L’employeur estimait quant à lui que les droits à congé réclamés étaient prescrits. Le délai de prescription régulier de trois ans prévu par le droit du travail allemand commence normalement à courir à la fin de l’année de référence pour les congés payés. En outre, il ne pouvait pas connaître et respecter les obligations d’information et de mise en demeure, la jurisprudence du BAG n’ayant changé à ce sujet qu’après la fin de la relation de travail. L’employeur a donc demandé au tribunal le rejet de la demande de la salariée.

Litige sur l’indemnisation des droits à congé

Le conseil de prud’hommes allemand a condamné l’employeur à indemniser les trois jours de congé restants de l’année 2017, mais il a rejeté la demande en ce qui concerne les droits à congé pour les années 2013 à 2016. La salariée a alors fait appel devant le tribunal régional du travail (LAG) de Düsseldorf. Le LAG a décidé que la salariée avait également droit à une indemnité pour les congés pris non pris entre 2013 et 2016. L’employeur a finalement porté l’affaire devant la Cour fédérale du travail (BAG). Par son recours, il a demandé que soit confirmée la décision de première instance du conseil de prud’hommes allemand.

Une question de droit du travail européen

Le BAG a tout d’abord suspendu la procédure et a posé à la Cour de justice de l’Union européenne (CJUE) la question de savoir si le droit fondamental au congé annuel payé, inscrit dans la Charte des droits fondamentaux de l’UE et concrétisé par la directive dite sur le temps de travail (2003/88/CE), s’oppose à l’application de la règle allemande de prescription de trois ans lorsque l’employeur n’a pas effectivement mis le salarié en mesure d’exercer son droit au congé par une incitation du salarié et des indications effectives).

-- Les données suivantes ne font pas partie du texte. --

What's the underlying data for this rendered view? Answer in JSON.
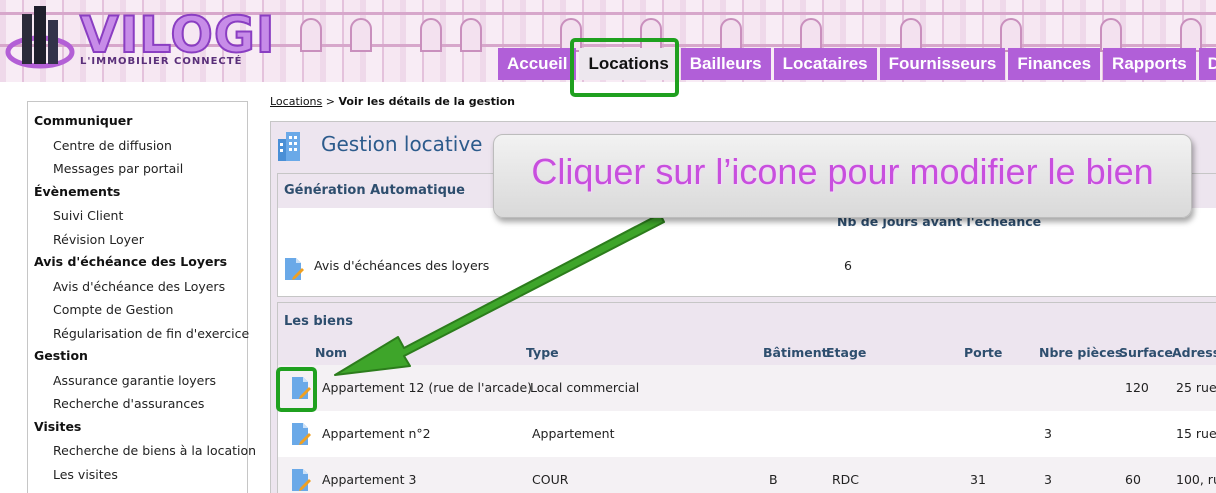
{
  "brand": {
    "name": "VILOGI",
    "tagline": "L'IMMOBILIER CONNECTÉ"
  },
  "nav": {
    "tabs": [
      {
        "label": "Accueil",
        "active": false
      },
      {
        "label": "Locations",
        "active": true
      },
      {
        "label": "Bailleurs",
        "active": false
      },
      {
        "label": "Locataires",
        "active": false
      },
      {
        "label": "Fournisseurs",
        "active": false
      },
      {
        "label": "Finances",
        "active": false
      },
      {
        "label": "Rapports",
        "active": false
      },
      {
        "label": "De",
        "active": false
      }
    ]
  },
  "sidebar": {
    "sections": [
      {
        "title": "Communiquer",
        "items": [
          "Centre de diffusion",
          "Messages par portail"
        ]
      },
      {
        "title": "Évènements",
        "items": [
          "Suivi Client",
          "Révision Loyer"
        ]
      },
      {
        "title": "Avis d'échéance des Loyers",
        "items": [
          "Avis d'échéance des Loyers",
          "Compte de Gestion",
          "Régularisation de fin d'exercice"
        ]
      },
      {
        "title": "Gestion",
        "items": [
          "Assurance garantie loyers",
          "Recherche d'assurances"
        ]
      },
      {
        "title": "Visites",
        "items": [
          "Recherche de biens à la location",
          "Les visites"
        ]
      }
    ]
  },
  "breadcrumb": {
    "link": "Locations",
    "separator": ">",
    "current": "Voir les détails de la gestion"
  },
  "panel": {
    "title": "Gestion locative"
  },
  "generation": {
    "title": "Génération Automatique",
    "column_header": "Nb de jours avant l'échéance",
    "row": {
      "label": "Avis d'échéances des loyers",
      "value": "6"
    }
  },
  "biens": {
    "title": "Les biens",
    "columns": [
      "Nom",
      "Type",
      "Bâtiment",
      "Etage",
      "Porte",
      "Nbre pièces",
      "Surface",
      "Adresse"
    ],
    "rows": [
      {
        "nom": "Appartement 12 (rue de l'arcade)",
        "type": "Local commercial",
        "batiment": "",
        "etage": "",
        "porte": "",
        "pieces": "",
        "surface": "120",
        "adresse": "25 rue"
      },
      {
        "nom": "Appartement n°2",
        "type": "Appartement",
        "batiment": "",
        "etage": "",
        "porte": "",
        "pieces": "3",
        "surface": "",
        "adresse": "15 rue"
      },
      {
        "nom": "Appartement 3",
        "type": "COUR",
        "batiment": "B",
        "etage": "RDC",
        "porte": "31",
        "pieces": "3",
        "surface": "60",
        "adresse": "100, ru"
      }
    ]
  },
  "annotation": {
    "text": "Cliquer sur l’icone pour modifier le bien",
    "highlight_color": "#1fa01f",
    "text_color": "#c84fde"
  },
  "colors": {
    "nav_tab": "#b15fd8",
    "panel_title": "#2c5b8c",
    "header_text": "#2e4e6e"
  }
}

Dans sa réponse, la CJCE souligne l’importance particulière du droit au congé annuel payé en tant que principe du droit social de l’Union européenne et de la protection de la santé du travailleur. Une limitation par des règles de prescription ne peut pas être justifiée. Certes, les règles de prescription servent la sécurité juridique. Mais cet intérêt ne doit plus être pris en compte lorsque l’employeur est confronté à des demandes de congés uniquement parce qu’il a lui-même omis d’indiquer au salarié de prendre ses congés à temps. Il appartient à l’employeur de se prémunir contre des demandes ultérieures de congés annuels payés non pris en remplissant ses obligations d’information et de mise en demeure à l’égard du salarié.

Le BAG impose à l’employeur une obligation d’information.

Le BAG a mis en œuvre ces directives de la CJCE dans son arrêt. Par conséquent, le délai de prescription de trois ans à compter de la fin de l’année civile ou d’une période de report autorisée ne s’applique à l’indemnisation des droits à congé que si :

1. l’employeur a respecté ses obligations de rappel et de diligence, et que

2. le salarié n’a pas pris ses congés en connaissance du risque de prescription.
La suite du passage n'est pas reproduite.